Si possono avere relazioni stabili e affidabili in una situazione in cui prevale la mentalità individualista e l’ideale del single? La risposta a questa domanda appare tutt’altro che facile. In questa situazione diventa interessante una cultura che propone un altro tipo di amore. Essa consiste nel non porre i nostri diritti in primo piano, nell’evitare relazioni basate su rapporti di potere e nel costruire relazioni capaci di rendere più serena e felice la nostra vita. Ma in concreto come fare? Da chi imparare?

 Parola ai Vangeli

Si legge nel vangelo di Luca: «Nacque poi fra di loro una discussione: chi di essi poteva essere considerato il più grande. Ma Gesù disse loro: “I re delle nazioni le governano e quelli che hanno potere su di esse si fanno chiamare benefattori. Per voi però non sia così; ma chi è il più grande fra voi diventi come il più piccolo e chi governa come colui che serve. Infatti chi è il più grande, chi sta a tavola o chi serve? Non è forse colui che sta a tavola? Eppure io sto in mezzo a voi come colui che serve”» (Lc 22,24-27).
Si legge nel vangelo di Marco: «Allora Gesù, chiamatili a sé disse loro: “Voi sapete che coloro che sono ritenuti capi delle nazioni le dominano, e i loro grandi esercitano su di esse il potere. Fra voi però non è così; ma chi vuol essere grande fra voi si farà vostro servitore, e chi vuol essere il primo fra voi sarà il servo di tutti. Il Figlio dell’uomo infatti non è venuto per essere servito, ma per servire e dare la propria vita in riscatto per molti”» (Mc 10,43-45).

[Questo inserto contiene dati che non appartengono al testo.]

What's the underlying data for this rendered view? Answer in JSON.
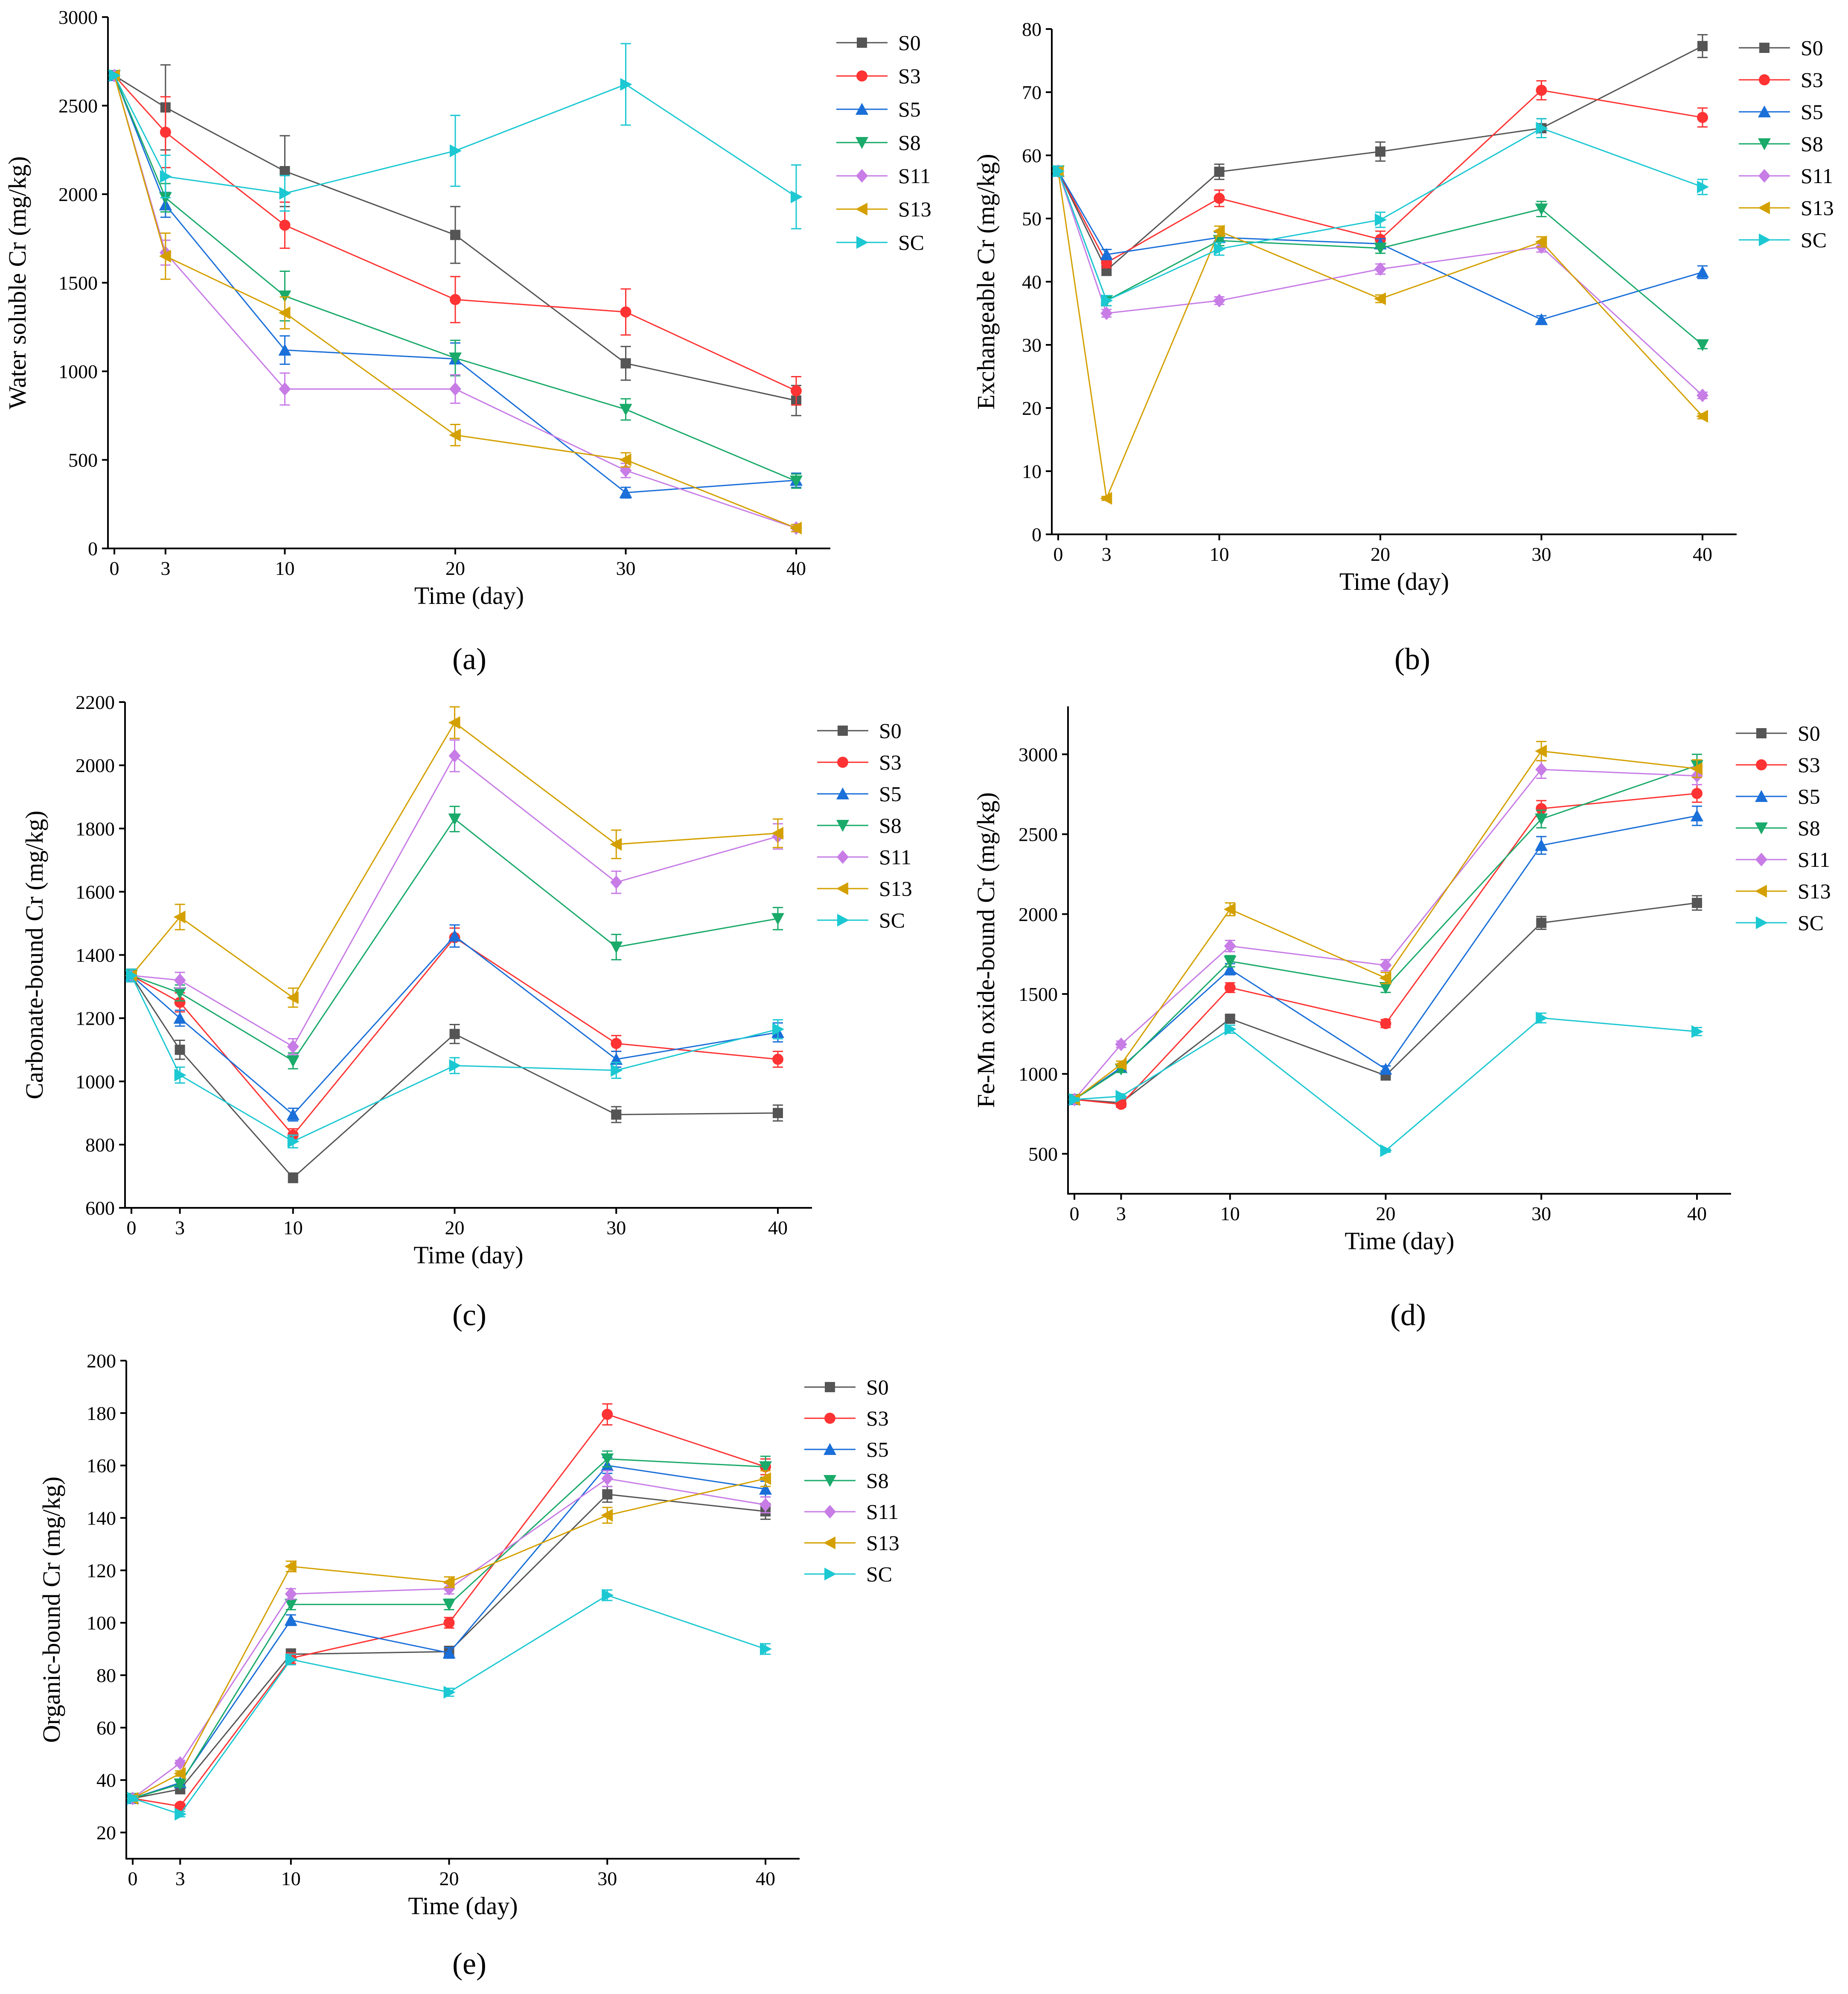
{
  "series_styles": [
    {
      "name": "S0",
      "color": "#555555",
      "marker": "square"
    },
    {
      "name": "S3",
      "color": "#ff3333",
      "marker": "circle"
    },
    {
      "name": "S5",
      "color": "#1a6fd9",
      "marker": "triangle-up"
    },
    {
      "name": "S8",
      "color": "#1aaa6a",
      "marker": "triangle-down"
    },
    {
      "name": "S11",
      "color": "#c77ce6",
      "marker": "diamond"
    },
    {
      "name": "S13",
      "color": "#d4a000",
      "marker": "triangle-left"
    },
    {
      "name": "SC",
      "color": "#1cc8d2",
      "marker": "triangle-right"
    }
  ],
  "chart_data": [
    {
      "id": "a",
      "panel_label": "(a)",
      "type": "line",
      "xlabel": "Time (day)",
      "ylabel": "Water soluble Cr (mg/kg)",
      "x": [
        0,
        3,
        10,
        20,
        30,
        40
      ],
      "x_ticks": [
        "0",
        "3",
        "10",
        "20",
        "30",
        "40"
      ],
      "ylim": [
        0,
        3000
      ],
      "y_ticks": [
        0,
        500,
        1000,
        1500,
        2000,
        2500,
        3000
      ],
      "legend_position": "top-right",
      "series": [
        {
          "name": "S0",
          "values": [
            2670,
            2490,
            2130,
            1770,
            1045,
            835
          ],
          "err": [
            0,
            240,
            200,
            160,
            95,
            85
          ]
        },
        {
          "name": "S3",
          "values": [
            2670,
            2350,
            1825,
            1405,
            1335,
            890
          ],
          "err": [
            0,
            200,
            130,
            130,
            130,
            80
          ]
        },
        {
          "name": "S5",
          "values": [
            2670,
            1940,
            1120,
            1070,
            315,
            385
          ],
          "err": [
            0,
            70,
            80,
            90,
            30,
            40
          ]
        },
        {
          "name": "S8",
          "values": [
            2670,
            1980,
            1425,
            1075,
            785,
            380
          ],
          "err": [
            0,
            80,
            140,
            100,
            60,
            40
          ]
        },
        {
          "name": "S11",
          "values": [
            2670,
            1670,
            900,
            900,
            440,
            115
          ],
          "err": [
            0,
            70,
            90,
            80,
            40,
            20
          ]
        },
        {
          "name": "S13",
          "values": [
            2670,
            1650,
            1330,
            640,
            500,
            115
          ],
          "err": [
            0,
            130,
            90,
            60,
            40,
            20
          ]
        },
        {
          "name": "SC",
          "values": [
            2670,
            2100,
            2005,
            2245,
            2620,
            1985
          ],
          "err": [
            0,
            120,
            100,
            200,
            230,
            180
          ]
        }
      ]
    },
    {
      "id": "b",
      "panel_label": "(b)",
      "type": "line",
      "xlabel": "Time (day)",
      "ylabel": "Exchangeable Cr (mg/kg)",
      "x": [
        0,
        3,
        10,
        20,
        30,
        40
      ],
      "x_ticks": [
        "0",
        "3",
        "10",
        "20",
        "30",
        "40"
      ],
      "ylim": [
        0,
        80
      ],
      "y_ticks": [
        0,
        10,
        20,
        30,
        40,
        50,
        60,
        70,
        80
      ],
      "legend_position": "top-right",
      "series": [
        {
          "name": "S0",
          "values": [
            57.5,
            41.8,
            57.4,
            60.6,
            64.3,
            77.3
          ],
          "err": [
            0.8,
            0.8,
            1.2,
            1.5,
            1.5,
            1.8
          ]
        },
        {
          "name": "S3",
          "values": [
            57.5,
            43.0,
            53.2,
            46.7,
            70.3,
            66.0
          ],
          "err": [
            0.8,
            0.8,
            1.3,
            1.3,
            1.5,
            1.5
          ]
        },
        {
          "name": "S5",
          "values": [
            57.5,
            44.3,
            47.0,
            46.0,
            34.0,
            41.5
          ],
          "err": [
            0.8,
            0.8,
            0.8,
            0.8,
            0.6,
            1.0
          ]
        },
        {
          "name": "S8",
          "values": [
            57.5,
            37.0,
            46.5,
            45.3,
            51.5,
            30.0
          ],
          "err": [
            0.8,
            0.8,
            0.8,
            0.8,
            1.2,
            0.6
          ]
        },
        {
          "name": "S11",
          "values": [
            57.5,
            35.0,
            37.0,
            42.0,
            45.5,
            22.0
          ],
          "err": [
            0.8,
            0.6,
            0.6,
            0.8,
            0.8,
            0.5
          ]
        },
        {
          "name": "S13",
          "values": [
            57.5,
            5.7,
            48.0,
            37.3,
            46.3,
            18.7
          ],
          "err": [
            0.8,
            0.3,
            0.8,
            0.6,
            0.8,
            0.4
          ]
        },
        {
          "name": "SC",
          "values": [
            57.5,
            37.0,
            45.2,
            49.8,
            64.3,
            55.0
          ],
          "err": [
            0.8,
            0.8,
            1.0,
            1.2,
            1.5,
            1.2
          ]
        }
      ]
    },
    {
      "id": "c",
      "panel_label": "(c)",
      "type": "line",
      "xlabel": "Time (day)",
      "ylabel": "Carbonate-bound Cr (mg/kg)",
      "x": [
        0,
        3,
        10,
        20,
        30,
        40
      ],
      "x_ticks": [
        "0",
        "3",
        "10",
        "20",
        "30",
        "40"
      ],
      "ylim": [
        600,
        2200
      ],
      "y_ticks": [
        600,
        800,
        1000,
        1200,
        1400,
        1600,
        1800,
        2000,
        2200
      ],
      "legend_position": "top-right",
      "series": [
        {
          "name": "S0",
          "values": [
            1335,
            1100,
            695,
            1150,
            895,
            900
          ],
          "err": [
            20,
            30,
            15,
            30,
            25,
            25
          ]
        },
        {
          "name": "S3",
          "values": [
            1335,
            1250,
            830,
            1455,
            1120,
            1070
          ],
          "err": [
            20,
            30,
            20,
            30,
            25,
            25
          ]
        },
        {
          "name": "S5",
          "values": [
            1335,
            1200,
            895,
            1460,
            1070,
            1155
          ],
          "err": [
            20,
            25,
            20,
            35,
            25,
            30
          ]
        },
        {
          "name": "S8",
          "values": [
            1335,
            1280,
            1065,
            1830,
            1425,
            1515
          ],
          "err": [
            20,
            25,
            25,
            40,
            40,
            35
          ]
        },
        {
          "name": "S11",
          "values": [
            1335,
            1320,
            1110,
            2030,
            1630,
            1775
          ],
          "err": [
            20,
            25,
            25,
            50,
            35,
            40
          ]
        },
        {
          "name": "S13",
          "values": [
            1335,
            1520,
            1265,
            2135,
            1750,
            1785
          ],
          "err": [
            20,
            40,
            30,
            50,
            45,
            45
          ]
        },
        {
          "name": "SC",
          "values": [
            1335,
            1020,
            810,
            1050,
            1035,
            1165
          ],
          "err": [
            20,
            25,
            20,
            25,
            25,
            30
          ]
        }
      ]
    },
    {
      "id": "d",
      "panel_label": "(d)",
      "type": "line",
      "xlabel": "Time (day)",
      "ylabel": "Fe-Mn oxide-bound Cr (mg/kg)",
      "x": [
        0,
        3,
        10,
        20,
        30,
        40
      ],
      "x_ticks": [
        "0",
        "3",
        "10",
        "20",
        "30",
        "40"
      ],
      "ylim": [
        250,
        3300
      ],
      "y_ticks": [
        500,
        1000,
        1500,
        2000,
        2500,
        3000
      ],
      "legend_position": "top-right",
      "series": [
        {
          "name": "S0",
          "values": [
            840,
            820,
            1345,
            990,
            1945,
            2070
          ],
          "err": [
            10,
            15,
            20,
            20,
            40,
            45
          ]
        },
        {
          "name": "S3",
          "values": [
            840,
            810,
            1540,
            1315,
            2660,
            2755
          ],
          "err": [
            10,
            15,
            30,
            25,
            50,
            55
          ]
        },
        {
          "name": "S5",
          "values": [
            840,
            1040,
            1655,
            1030,
            2430,
            2615
          ],
          "err": [
            10,
            20,
            35,
            20,
            55,
            60
          ]
        },
        {
          "name": "S8",
          "values": [
            840,
            1030,
            1705,
            1540,
            2595,
            2930
          ],
          "err": [
            10,
            20,
            35,
            30,
            55,
            70
          ]
        },
        {
          "name": "S11",
          "values": [
            840,
            1185,
            1800,
            1680,
            2905,
            2865
          ],
          "err": [
            10,
            20,
            35,
            35,
            55,
            55
          ]
        },
        {
          "name": "S13",
          "values": [
            840,
            1060,
            2030,
            1600,
            3020,
            2910
          ],
          "err": [
            10,
            20,
            40,
            35,
            60,
            55
          ]
        },
        {
          "name": "SC",
          "values": [
            840,
            860,
            1280,
            520,
            1350,
            1265
          ],
          "err": [
            10,
            15,
            25,
            10,
            30,
            25
          ]
        }
      ]
    },
    {
      "id": "e",
      "panel_label": "(e)",
      "type": "line",
      "xlabel": "Time (day)",
      "ylabel": "Organic-bound Cr (mg/kg)",
      "x": [
        0,
        3,
        10,
        20,
        30,
        40
      ],
      "x_ticks": [
        "0",
        "3",
        "10",
        "20",
        "30",
        "40"
      ],
      "ylim": [
        10,
        200
      ],
      "y_ticks": [
        20,
        40,
        60,
        80,
        100,
        120,
        140,
        160,
        180,
        200
      ],
      "legend_position": "top-right",
      "series": [
        {
          "name": "S0",
          "values": [
            33,
            36.5,
            88,
            89,
            149,
            142.5
          ],
          "err": [
            1,
            1.5,
            2,
            2,
            3,
            3
          ]
        },
        {
          "name": "S3",
          "values": [
            33,
            30,
            86.5,
            100,
            179.5,
            159.5
          ],
          "err": [
            1,
            1,
            2,
            2,
            4,
            3
          ]
        },
        {
          "name": "S5",
          "values": [
            33,
            39,
            101,
            88.5,
            160,
            151
          ],
          "err": [
            1,
            1,
            2,
            2,
            3,
            3
          ]
        },
        {
          "name": "S8",
          "values": [
            33,
            38.5,
            107,
            107,
            162.5,
            159.5
          ],
          "err": [
            1,
            1,
            2,
            2,
            3,
            4
          ]
        },
        {
          "name": "S11",
          "values": [
            33,
            46.5,
            111,
            113,
            155,
            145
          ],
          "err": [
            1,
            1,
            2,
            2,
            3,
            3
          ]
        },
        {
          "name": "S13",
          "values": [
            33,
            42.5,
            121.5,
            115.5,
            141,
            155
          ],
          "err": [
            1,
            1,
            2,
            2,
            3,
            3
          ]
        },
        {
          "name": "SC",
          "values": [
            33,
            27,
            86,
            73.5,
            110.5,
            90
          ],
          "err": [
            1,
            1,
            2,
            1.5,
            2,
            2
          ]
        }
      ]
    }
  ]
}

Gesù ci presenta un modo tutto suo di concepire le relazioni e i rapporti di potere insiti in esse. Quelli che hanno seguito il suo esempio e il suo insegnamento dicono che è proprio così come lui insegna; che il suo metodo funziona! E per questa strada diventa possibile fare crescere l’amore, la fiducia reciproca e la speranza nel futuro.